Wie die Forschenden berichten, ließ die Taumelbewegung des Sterns eindeutig auf die Existenz eines nicht sichtbaren Partners schließen. Der Begleitstern bewegt sich demnach um ein stellares Schwarzes Loch, das ebenfalls eine kleinere Taumelbewegung vollführt. Anhand der Beobachtungsdaten konnten die Forschenden dann auch die Masse des Schwarzen Lochs bestimmen: Sie kamen auf das 33-fache der Sonne. Nur in entfernten Galaxien wurden bisher ähnlich massereiche Exemplare entdeckt.
Das Gaia BH3 genannte Schwarze Loch stellt somit nun den bisherigen Rekordhalter in unserer Galaxie in den Schatten: Cygnus X-1, erreicht nur 21 Sonnenmassen. Im Vergleich zu diesem ist uns Gaia BH3 auch sehr nah – mit einer Entfernung von 2000 Lichtjahren ist es jetzt das der Erde zweitnächste bekannte Schwarze Loch. Es wird nur von BH1 übertroffen, das 1500 Lichtjahre von uns entfernt liegt, aber nur das Zehnfache der Sonnenmasse besitzt.
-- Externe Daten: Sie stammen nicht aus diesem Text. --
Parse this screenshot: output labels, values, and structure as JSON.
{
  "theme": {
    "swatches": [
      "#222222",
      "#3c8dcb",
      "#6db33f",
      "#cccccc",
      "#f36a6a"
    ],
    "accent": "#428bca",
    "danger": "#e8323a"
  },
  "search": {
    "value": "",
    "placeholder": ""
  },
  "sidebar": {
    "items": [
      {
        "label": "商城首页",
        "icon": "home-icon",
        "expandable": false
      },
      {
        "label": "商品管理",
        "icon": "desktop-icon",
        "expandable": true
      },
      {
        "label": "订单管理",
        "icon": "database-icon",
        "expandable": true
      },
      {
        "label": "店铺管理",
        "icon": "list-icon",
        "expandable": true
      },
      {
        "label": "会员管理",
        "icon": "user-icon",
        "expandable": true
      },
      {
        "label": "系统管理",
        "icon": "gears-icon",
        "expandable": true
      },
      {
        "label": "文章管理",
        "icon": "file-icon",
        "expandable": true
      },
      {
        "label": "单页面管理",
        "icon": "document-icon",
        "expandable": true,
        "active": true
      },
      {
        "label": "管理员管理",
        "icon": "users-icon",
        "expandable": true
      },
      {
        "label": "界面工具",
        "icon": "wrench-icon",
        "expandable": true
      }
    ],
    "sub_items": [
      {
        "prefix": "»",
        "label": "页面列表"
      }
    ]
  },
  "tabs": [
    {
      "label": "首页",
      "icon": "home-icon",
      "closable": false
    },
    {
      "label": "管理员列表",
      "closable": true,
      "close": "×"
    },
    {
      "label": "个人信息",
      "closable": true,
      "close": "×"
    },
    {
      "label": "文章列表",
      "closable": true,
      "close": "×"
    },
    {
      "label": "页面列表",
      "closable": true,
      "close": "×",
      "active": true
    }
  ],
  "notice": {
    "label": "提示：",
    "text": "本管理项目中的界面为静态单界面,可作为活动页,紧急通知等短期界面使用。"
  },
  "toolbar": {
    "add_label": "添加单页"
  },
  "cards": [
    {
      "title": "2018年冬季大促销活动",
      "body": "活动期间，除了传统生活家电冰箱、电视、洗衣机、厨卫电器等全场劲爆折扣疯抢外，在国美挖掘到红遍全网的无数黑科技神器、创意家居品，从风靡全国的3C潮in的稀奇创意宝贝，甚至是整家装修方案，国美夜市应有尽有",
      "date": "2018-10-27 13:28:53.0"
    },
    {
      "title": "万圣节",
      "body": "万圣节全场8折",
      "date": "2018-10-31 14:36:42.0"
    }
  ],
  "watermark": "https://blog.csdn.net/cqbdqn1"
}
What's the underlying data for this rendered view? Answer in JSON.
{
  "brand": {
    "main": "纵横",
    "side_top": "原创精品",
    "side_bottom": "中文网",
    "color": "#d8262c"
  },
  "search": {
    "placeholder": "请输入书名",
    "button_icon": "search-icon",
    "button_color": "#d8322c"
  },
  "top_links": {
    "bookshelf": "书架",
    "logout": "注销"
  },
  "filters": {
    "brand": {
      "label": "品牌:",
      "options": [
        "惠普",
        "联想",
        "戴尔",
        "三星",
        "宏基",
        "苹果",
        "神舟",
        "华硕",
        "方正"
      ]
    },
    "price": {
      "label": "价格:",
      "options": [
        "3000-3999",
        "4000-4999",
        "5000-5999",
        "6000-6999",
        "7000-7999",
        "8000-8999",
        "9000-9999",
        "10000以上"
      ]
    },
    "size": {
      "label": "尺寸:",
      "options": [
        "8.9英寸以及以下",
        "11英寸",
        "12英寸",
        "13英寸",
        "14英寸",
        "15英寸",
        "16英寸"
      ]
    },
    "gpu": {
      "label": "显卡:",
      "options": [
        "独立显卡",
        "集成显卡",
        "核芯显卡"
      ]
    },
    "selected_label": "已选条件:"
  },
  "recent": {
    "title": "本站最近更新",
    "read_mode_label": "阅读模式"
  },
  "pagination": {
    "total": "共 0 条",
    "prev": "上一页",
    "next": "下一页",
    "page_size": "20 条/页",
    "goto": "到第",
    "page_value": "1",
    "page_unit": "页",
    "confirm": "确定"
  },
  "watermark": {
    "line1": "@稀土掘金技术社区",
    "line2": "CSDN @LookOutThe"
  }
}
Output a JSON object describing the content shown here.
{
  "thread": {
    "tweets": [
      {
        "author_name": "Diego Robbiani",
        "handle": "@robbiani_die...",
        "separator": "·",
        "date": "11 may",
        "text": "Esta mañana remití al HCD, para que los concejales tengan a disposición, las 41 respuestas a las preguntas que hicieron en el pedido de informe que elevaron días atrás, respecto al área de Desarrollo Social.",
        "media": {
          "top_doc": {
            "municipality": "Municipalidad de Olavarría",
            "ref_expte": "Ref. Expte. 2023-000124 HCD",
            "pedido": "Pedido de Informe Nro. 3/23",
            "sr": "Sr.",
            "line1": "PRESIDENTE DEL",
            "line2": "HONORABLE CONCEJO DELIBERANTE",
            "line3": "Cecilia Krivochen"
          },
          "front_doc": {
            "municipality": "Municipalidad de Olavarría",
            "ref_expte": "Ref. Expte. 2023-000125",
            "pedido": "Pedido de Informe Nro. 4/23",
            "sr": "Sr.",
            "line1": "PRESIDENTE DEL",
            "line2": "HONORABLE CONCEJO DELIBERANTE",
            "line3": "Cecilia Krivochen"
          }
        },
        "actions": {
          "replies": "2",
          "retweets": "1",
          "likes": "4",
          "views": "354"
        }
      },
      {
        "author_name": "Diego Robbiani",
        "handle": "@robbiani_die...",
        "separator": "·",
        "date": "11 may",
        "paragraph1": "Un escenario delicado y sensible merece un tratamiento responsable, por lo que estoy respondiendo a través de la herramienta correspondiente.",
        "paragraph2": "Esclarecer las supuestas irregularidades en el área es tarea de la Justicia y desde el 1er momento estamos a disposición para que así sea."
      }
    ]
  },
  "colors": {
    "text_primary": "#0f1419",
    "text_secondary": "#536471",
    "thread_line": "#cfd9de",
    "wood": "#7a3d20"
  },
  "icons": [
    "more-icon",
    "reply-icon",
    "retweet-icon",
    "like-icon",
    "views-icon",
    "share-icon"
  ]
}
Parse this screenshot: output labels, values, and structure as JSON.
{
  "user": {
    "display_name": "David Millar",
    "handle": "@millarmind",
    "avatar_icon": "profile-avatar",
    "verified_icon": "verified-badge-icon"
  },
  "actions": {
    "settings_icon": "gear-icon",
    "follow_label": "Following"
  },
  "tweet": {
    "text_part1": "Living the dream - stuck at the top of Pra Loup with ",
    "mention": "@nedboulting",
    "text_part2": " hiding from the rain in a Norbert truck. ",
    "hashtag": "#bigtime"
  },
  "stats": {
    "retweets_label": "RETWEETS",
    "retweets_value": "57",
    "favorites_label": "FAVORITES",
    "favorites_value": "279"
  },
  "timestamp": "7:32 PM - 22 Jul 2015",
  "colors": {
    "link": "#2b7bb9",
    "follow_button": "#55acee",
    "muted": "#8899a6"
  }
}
Neben dem neuen Rekord geht aus den Beobachtungsdaten noch ein weiterer interessanter Aspekt hervor: Anhand der Merkmale des Begleitsterns waren Rückschlüsse auf den Vorgängerstern des Schwarzen Lochs möglich. Wie die Forschenden erklären, ist davon auszugehen, dass sich die Partner einst aus dem gleichen Material gebildet haben – sie ähnelten sich demnach. Die Spektraldaten des Begleitsterns zeigten nun, dass er ungewöhnlich arm an schweren Elementen wie Metallen ist. Dies lässt also darauf schließen, dass auch der Stern, der zu dem Schwarzen Loch BH3 kollabierte, metallarm war. Dem Team zufolge bestätigt dies die bisherige Annahme, dass die besonders massereichen stellaren Schwarzen Löcher aus metallarmen Sternen hervorgehen. Sie verlieren im Laufe ihres Lebens vergleichsweise wenig Masse, wodurch nach ihrem Tod mehr Material für die Bildung eines Schwarzen Lochs übrigbleibt, so die Erklärung.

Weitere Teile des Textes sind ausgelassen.